Matteo Moschetti – Il velocista milanese ha rotto il digiuno di recente, vincendo la “Per sempre Alfredo”. Avendo in programma il Giro d’Italia, si presume che la sua forma sia sufficientemente buona per ben figurare in una tappa del genere, sebbene negli anni abbia sofferto sempre un pò troppo percorsi mossi come questo. In ottica volata, il supporto di Jacopo Mosca sarà determinante.

Max Richeze – Il forfait all’ultimo minuto di Fernando Gaviria rende l’argentino l’uomo più veloce del Team UAE. Il 38enne di Bella Vista ha impiegato la maggior parte delle sue forze in carriera per supportare i compagni, ma quando si mette in proprio è altresì capace di ottenere risultati importanti, come fece nello storico Tour de Suisse del 2016 o nella volata agli Champs Elysees del 2019, quando chiuse 4° dietro a velocisti del calibro di Caleb Ewan e Dylan Groenewegen. Purtroppo, è da due anni che non ottiene risultati di livello, ma non sorprenderebbe affatto vederlo sul podio al termine di una tappa del genere.

Dion Smith – Il kiwi della BikeExchange è in buona forma ed è un forte candidato a chiudere in top10, forse top5, ma gli manca sempre un pizzico di velocità per poter ambire a qualcosa di più.

Sonny Colbrelli – Se la tappa dovesse rivelarsi troppo dura per Bauhaus, subentrerà il Cobra, che in Romandia ha centrato 5 podi in tre partecipazioni, ma non ha ancora trovato il successo: che sia la volta buona per sfatare il tabù?

Magnus Cort – Più sarà selettiva la tappa, maggiori saranno le possibilità del danese. Il brutto tempo, oltretutto, dovrebbe andare ad avvantaggiare un corridore potente come lui, che non ha lo spunto dei Sagan/Viviani di turno, ma è molto lucido tatticamente ed è pressochè certo che possa superare indenne le salite del circuito.
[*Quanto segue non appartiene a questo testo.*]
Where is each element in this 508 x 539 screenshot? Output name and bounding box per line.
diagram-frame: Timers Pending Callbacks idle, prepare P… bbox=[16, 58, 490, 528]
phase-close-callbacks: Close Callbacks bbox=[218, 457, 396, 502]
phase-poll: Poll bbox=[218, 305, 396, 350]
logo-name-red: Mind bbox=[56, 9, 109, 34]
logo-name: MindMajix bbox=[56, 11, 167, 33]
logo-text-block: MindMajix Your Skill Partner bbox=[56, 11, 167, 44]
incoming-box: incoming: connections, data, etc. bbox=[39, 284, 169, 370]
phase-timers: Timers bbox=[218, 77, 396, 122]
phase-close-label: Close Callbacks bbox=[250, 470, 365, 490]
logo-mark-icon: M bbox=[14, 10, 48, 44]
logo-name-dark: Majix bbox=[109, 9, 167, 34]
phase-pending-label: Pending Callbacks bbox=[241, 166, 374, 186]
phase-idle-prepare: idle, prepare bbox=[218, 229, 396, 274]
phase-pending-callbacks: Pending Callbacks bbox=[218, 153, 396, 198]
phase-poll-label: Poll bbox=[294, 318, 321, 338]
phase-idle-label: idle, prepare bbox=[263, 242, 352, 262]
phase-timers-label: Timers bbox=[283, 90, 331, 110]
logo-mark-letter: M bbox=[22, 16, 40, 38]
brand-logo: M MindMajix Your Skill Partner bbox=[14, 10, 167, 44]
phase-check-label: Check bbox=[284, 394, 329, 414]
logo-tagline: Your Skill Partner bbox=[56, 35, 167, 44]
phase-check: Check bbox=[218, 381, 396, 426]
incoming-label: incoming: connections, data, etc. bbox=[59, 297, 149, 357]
Clement Venturini – Il piccolo velocista francese è abbastanza resistente, come dimostra il 22° posto all’Amstel Gold Race, ma vince troppo poco. La mancanza di un buon treno è un grosso svantaggio nella lotta per le posizioni che contano, quindi il rischio è che come spesso accade debba accontentarsi di un piazzamento.

Gherben Thijssen – C’è qualche dubbio sulla sua resistenza nelle salite finali, ma il belga è un corridore piuttosto veloce, che potrebbe inserirsi nella top10.

Attacchi nel finale – Corridori del calibro di Alexey Lutsenko, Philippe Gilbert, Andreas Kron, vincitore di una bellissima tappa dal finale simile in Catalogna, Mattia Cattaneo, Marc Hirschi, Diego Ulissi, Kenny Elissonde e Nico Denz potrebbero approfittare di un finale più complesso del previsto e tentare di eludere i velocisti con un attacco sull’ultima salita. Naturalmente, servirà grande collaborazione per portare a termine l’attacco, visti i 21 chilometri pianeggianti rimanenti.

Jolly FantaBarCiclismo: Patrick Bevin – Il passista della Israel è in realtà anche un corridore abbastanza rapido, che dovrebbe difendersi bene in un percorso simile e non è impossibile che tenti di buttarsi nella mischia in uno sprint, come ha fatto ad esempio nella 4° tappa dei Paesi Baschi con arrivo ad Hondarribia, dove centrò il 7° posto vincendo la volata dei “battuti”.

Pronostico

©Getty Images

Seconda vittoria stagionale per Peter Sagan.